Head Injury: Where the Rubber Meets the Road by Ron Harnett

Ron Hartnett

Head Injury: Where the Rubber Meets the Road

My wheelbarrow tire suddenly goes flat. With the spring thaw, dirt and debris to be loaded on and carted around, not good timing.

What to do? What turns out is a classic TBI exchange. Mike, a fellow TBIer—he a car crash back in ‘96, me a fall off the iron in ’73—will come to the rescue. Mike repairs, fixes and changes tires on cars and trucks—and now a wheelbarrow—that pull up to a single-stall garage attached to a busy truck stop, Crystal Café.

And, with my penchant not to drive if I don’t have to, what a good time to just hop on the bike to pick up the tire—three miles later and I’m there. Sure, Mike said yesterday, looking at me with clear blue eyes, dark stocking cap pulled over his head, “I should be able to fix it for ya.”

So, it’s a nice ten-speed ride to the Crystal. There’s Mike, hard at work, rotating the tires of a blue and white late-model GMC. Looking up, the 30-something mechanic takes me to our rubber patient. He explains how the inner tube had weathered, then split.  A new one had to be inserted. We both looked at the small tire, firm and steady, ready to hit the gardening road.

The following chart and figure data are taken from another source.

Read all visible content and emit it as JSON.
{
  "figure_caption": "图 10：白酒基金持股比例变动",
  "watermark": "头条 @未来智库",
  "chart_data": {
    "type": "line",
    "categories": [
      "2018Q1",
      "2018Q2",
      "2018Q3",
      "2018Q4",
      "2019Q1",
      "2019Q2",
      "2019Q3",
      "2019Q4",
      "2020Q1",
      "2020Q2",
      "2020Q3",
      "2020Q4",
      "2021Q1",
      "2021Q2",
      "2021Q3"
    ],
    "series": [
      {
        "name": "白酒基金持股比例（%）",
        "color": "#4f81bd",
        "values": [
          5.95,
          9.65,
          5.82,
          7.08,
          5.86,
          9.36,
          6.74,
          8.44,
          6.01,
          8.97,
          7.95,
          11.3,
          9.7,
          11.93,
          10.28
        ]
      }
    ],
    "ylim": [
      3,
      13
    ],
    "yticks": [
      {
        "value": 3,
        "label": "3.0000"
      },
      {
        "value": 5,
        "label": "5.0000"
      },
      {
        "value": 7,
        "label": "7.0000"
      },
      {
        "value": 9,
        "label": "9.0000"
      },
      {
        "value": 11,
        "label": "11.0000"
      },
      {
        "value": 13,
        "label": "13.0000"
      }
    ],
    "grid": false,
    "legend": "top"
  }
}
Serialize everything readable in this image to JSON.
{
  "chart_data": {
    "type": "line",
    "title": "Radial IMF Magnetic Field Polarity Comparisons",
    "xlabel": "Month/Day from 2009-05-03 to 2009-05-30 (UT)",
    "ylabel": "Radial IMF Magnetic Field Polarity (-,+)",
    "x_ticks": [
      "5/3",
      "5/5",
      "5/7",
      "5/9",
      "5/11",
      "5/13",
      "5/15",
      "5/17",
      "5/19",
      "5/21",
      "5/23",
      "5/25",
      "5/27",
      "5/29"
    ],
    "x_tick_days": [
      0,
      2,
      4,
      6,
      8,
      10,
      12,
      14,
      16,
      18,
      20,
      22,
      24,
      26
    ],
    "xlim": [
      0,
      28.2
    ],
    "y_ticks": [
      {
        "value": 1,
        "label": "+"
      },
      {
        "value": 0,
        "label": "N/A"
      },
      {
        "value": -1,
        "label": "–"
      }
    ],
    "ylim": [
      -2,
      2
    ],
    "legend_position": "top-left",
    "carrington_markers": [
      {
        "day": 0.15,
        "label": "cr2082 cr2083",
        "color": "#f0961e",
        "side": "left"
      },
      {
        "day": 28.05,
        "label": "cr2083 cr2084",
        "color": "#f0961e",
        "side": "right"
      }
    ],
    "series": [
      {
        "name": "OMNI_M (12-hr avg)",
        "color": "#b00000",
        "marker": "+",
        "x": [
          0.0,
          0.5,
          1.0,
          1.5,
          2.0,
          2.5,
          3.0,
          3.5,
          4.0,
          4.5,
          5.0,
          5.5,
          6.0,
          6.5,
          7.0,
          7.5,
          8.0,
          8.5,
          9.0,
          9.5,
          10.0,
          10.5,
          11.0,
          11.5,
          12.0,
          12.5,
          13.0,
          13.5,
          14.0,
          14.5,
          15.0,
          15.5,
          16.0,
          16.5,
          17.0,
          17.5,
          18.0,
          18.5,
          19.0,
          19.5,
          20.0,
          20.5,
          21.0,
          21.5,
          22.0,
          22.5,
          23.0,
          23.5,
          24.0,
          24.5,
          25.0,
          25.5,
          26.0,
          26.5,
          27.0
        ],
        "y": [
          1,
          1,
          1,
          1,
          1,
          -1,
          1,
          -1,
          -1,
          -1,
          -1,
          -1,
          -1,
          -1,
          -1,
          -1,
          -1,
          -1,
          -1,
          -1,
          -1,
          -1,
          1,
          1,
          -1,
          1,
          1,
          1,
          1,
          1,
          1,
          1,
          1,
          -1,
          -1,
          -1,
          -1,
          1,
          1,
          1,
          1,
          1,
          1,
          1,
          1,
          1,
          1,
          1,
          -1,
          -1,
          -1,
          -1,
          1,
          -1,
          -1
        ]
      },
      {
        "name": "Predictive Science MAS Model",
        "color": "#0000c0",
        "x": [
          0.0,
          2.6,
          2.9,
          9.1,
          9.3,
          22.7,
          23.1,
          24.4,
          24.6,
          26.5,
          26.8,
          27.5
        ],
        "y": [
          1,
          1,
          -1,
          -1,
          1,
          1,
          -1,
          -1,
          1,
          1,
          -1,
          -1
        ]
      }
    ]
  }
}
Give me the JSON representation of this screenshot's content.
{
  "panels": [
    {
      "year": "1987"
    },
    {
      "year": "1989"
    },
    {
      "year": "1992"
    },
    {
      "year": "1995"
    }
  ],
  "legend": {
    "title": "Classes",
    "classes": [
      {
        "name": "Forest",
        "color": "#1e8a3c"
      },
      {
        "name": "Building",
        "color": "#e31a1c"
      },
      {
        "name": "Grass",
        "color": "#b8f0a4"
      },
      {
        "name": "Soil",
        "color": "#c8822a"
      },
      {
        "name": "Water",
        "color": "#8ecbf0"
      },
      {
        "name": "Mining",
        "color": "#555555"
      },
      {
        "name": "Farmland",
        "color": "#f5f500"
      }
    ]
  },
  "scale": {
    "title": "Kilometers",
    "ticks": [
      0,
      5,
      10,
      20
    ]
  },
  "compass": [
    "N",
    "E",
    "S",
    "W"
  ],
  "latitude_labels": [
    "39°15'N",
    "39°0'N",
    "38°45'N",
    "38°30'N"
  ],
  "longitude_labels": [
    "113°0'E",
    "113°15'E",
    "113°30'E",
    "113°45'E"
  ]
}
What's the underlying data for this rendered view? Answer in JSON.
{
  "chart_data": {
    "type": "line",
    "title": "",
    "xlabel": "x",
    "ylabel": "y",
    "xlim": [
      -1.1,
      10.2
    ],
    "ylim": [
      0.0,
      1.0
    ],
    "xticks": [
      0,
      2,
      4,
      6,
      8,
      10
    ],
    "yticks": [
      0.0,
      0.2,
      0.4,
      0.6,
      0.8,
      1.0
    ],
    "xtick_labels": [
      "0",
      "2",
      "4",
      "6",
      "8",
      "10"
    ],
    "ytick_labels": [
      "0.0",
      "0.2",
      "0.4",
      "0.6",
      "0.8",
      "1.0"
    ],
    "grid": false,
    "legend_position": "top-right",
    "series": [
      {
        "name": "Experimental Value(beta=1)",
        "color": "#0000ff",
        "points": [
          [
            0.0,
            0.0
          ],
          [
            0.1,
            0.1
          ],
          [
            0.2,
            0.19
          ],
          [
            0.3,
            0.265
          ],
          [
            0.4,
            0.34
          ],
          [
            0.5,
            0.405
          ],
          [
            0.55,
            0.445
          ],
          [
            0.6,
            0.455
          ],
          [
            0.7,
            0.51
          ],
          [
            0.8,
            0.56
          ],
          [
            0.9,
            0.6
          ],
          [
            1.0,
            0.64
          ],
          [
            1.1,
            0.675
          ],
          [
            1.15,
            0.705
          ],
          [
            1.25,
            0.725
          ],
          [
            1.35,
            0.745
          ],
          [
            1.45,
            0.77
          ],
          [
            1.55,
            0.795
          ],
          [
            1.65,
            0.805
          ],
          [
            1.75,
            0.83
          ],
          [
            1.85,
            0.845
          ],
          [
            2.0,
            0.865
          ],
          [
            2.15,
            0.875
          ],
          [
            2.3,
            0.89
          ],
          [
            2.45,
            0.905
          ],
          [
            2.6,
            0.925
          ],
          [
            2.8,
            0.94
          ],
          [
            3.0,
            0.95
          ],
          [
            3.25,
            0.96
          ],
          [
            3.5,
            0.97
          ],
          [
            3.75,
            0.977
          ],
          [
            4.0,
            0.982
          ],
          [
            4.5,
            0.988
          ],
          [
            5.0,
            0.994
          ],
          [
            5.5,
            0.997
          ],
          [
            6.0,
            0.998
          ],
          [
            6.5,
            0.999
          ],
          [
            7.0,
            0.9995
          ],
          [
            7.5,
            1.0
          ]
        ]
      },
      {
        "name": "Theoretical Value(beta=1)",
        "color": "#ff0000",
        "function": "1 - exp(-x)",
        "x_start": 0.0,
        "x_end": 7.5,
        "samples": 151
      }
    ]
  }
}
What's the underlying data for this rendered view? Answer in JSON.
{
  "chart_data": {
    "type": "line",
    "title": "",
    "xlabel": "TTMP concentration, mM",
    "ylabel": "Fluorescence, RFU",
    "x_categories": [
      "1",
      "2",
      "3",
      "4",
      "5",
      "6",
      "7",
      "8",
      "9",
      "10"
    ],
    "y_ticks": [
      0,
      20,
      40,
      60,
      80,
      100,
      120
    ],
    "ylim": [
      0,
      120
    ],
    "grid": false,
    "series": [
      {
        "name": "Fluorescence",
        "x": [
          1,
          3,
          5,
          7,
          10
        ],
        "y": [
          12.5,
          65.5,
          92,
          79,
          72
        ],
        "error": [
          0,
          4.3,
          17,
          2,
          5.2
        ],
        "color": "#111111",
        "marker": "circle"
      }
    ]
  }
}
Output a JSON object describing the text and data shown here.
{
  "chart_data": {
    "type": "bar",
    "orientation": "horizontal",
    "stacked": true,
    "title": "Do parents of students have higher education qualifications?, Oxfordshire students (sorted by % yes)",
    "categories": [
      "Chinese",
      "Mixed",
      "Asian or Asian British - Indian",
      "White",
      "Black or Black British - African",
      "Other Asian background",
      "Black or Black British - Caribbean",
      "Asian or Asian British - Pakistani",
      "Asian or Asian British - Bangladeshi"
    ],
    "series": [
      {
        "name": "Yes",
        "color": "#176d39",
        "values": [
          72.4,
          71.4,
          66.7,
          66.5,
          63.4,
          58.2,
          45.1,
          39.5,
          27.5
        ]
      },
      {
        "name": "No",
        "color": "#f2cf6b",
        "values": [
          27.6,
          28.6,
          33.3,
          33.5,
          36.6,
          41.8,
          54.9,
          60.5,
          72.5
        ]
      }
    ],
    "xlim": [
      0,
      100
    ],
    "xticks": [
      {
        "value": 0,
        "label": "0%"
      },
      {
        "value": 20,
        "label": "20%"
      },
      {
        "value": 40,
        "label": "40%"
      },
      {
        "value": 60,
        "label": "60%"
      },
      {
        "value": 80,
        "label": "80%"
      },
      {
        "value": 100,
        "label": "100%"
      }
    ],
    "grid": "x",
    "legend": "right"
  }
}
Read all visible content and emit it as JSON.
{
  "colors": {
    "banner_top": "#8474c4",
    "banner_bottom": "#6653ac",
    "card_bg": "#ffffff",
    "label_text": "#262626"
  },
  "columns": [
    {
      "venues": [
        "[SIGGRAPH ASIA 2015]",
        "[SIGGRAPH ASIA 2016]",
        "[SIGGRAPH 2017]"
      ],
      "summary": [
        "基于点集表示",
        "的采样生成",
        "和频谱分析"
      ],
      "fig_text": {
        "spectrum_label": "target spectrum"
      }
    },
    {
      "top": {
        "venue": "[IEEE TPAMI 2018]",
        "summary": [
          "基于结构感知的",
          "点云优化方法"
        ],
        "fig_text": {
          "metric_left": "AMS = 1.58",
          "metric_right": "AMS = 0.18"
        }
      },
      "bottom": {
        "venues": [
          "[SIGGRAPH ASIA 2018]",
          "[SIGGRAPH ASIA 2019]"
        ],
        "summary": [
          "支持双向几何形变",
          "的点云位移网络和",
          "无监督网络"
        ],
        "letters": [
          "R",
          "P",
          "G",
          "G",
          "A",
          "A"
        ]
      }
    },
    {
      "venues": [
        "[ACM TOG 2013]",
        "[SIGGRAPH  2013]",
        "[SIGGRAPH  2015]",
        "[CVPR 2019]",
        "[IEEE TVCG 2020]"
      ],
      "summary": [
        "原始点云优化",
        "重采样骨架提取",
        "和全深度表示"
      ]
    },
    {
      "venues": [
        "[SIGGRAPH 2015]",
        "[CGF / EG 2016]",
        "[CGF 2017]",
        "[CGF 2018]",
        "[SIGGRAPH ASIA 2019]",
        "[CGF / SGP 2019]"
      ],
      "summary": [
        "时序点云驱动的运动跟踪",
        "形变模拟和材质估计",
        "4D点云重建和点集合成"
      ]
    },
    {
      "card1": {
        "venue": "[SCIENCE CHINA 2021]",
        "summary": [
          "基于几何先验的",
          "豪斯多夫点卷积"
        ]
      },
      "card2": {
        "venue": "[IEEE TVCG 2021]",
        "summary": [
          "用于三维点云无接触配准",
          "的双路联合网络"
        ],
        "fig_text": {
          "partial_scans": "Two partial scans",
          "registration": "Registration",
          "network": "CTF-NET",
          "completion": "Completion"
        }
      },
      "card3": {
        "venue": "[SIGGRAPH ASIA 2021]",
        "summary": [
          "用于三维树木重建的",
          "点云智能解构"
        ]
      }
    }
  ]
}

Then, feeling like my bike tires need a little air, can I use the hose? “Be careful,” Mike warned, going back to the GMC. The owner, young, thin and pale skinned, stood there, regarding us, smoking a filter cigarette. “That air comes out pretty fast. I don’t want you to pop your tire.”

”Ok.”

Of course, immediately I manage to deflate the front tire. This pulled Mike away again from the Jimmy. I note how I used the end nozzle—air out—instead of the side one—air in. I watch as Mike spins the front wheel and sticks the nozzle over the stem. I hear a strong air whoosh into thin rubber.  “Okay?” Mike asked, heading back to the truck.

“Yeah, I think I got ‘er. Thanks.”

Sans hiccup I get air in the back tire and away I go. With a beautiful spring day, warm at last, I’m happy, almost giddy: the wheelbarrow tire is firm and steady. I’m ready to get to work. However, after a quarter mile, I realize that I’d strung the hose back up but hadn’t given back the gauge tester. Which is something I always hate—people just drive off and leave the tester laying around. What would Mike think, me just taking off like that?

“Oh,” I said, watching Mike let down a dull red hydraulic jack from the front passenger side tire, not seeing the tester where I thought I’d laid it. Now where did I put that darn thing?

Mike looked over.

“I thought how I didn’t get your tester back to ya.”

“That’s okay,” Mike said, turning from me and back to the Jimmy, “I got ‘er.”

“Well,” I said, “thanks. Thanks again.”

I hop back on and take off. In a congratulatory, small carbon footprint mode, I swing by a small liquor store. I grab a Gatorade which I immediately stick in the backpack. However, opening the top zipper, I notice there is a lifting belt and a pair of gloves but no small tire. I think Well, it must be stuck down in there. I’ll take a closer look when I get home.

However, despite reaching down deep, spilling out the contents, no tire. Prattling on with Mike, paying, getting air in my bike tires, had I left my patient behind, awaiting dismissal?

Feeling Father Time pushing me, I hop in my car and jet back to the Crystal. No way do I want to bother Mike, still toiling near the Jimmy, the owner watching Mike and regarding me with a nod—we’d almost become acquaintances. (Even though I don’t smoke, I felt like asking for a cigarette.) I go back near the cash register where Mike but moments before had rung up the bill. No tire, however, was in sight.

“Uhm Mike” I begin, feeling dread and desperation creeping over my body as if it somehow had disappeared, “did I happen to leave that tire here?”

“Yeah,” he said, “you did. I set it out right there.” He pointed to a tiny tire dwarfed by an over-the-road semi type leaning against the outside wall.

A sense of relief enveloping me, I clutch the patient tightly to my chest, ready to dash home.

Mike said, “I tried to holler at you but you were already gone.”

Making light I said, “Yeah, you no doubt were running down the road hollerin’, ‘Hey, you forgot your tire!’”

Mike just looked at me and turned and walked back to the Jimmy.

“Well,” I called, still clutching the wheelbarrow tire, “thanks again.”

“No problem.” Mike looked up from a lug nut. “Come by if you need anything.”

“Hookay.”

Two TBIs doing business. Like the song says, “Just keep on truckin’.”

May 10, 2013

 

One response to “Head Injury: Where the Rubber Meets the Road by Ron Harnett”

  1. Janet Cromer says:

    Hi Ron,

    Thanks for an entertaining and illustrative story. You belong on Garrison Keiller’s Prairie Home Companion with these stories. There are so many ways to raise awareness of what life is like with a TBI.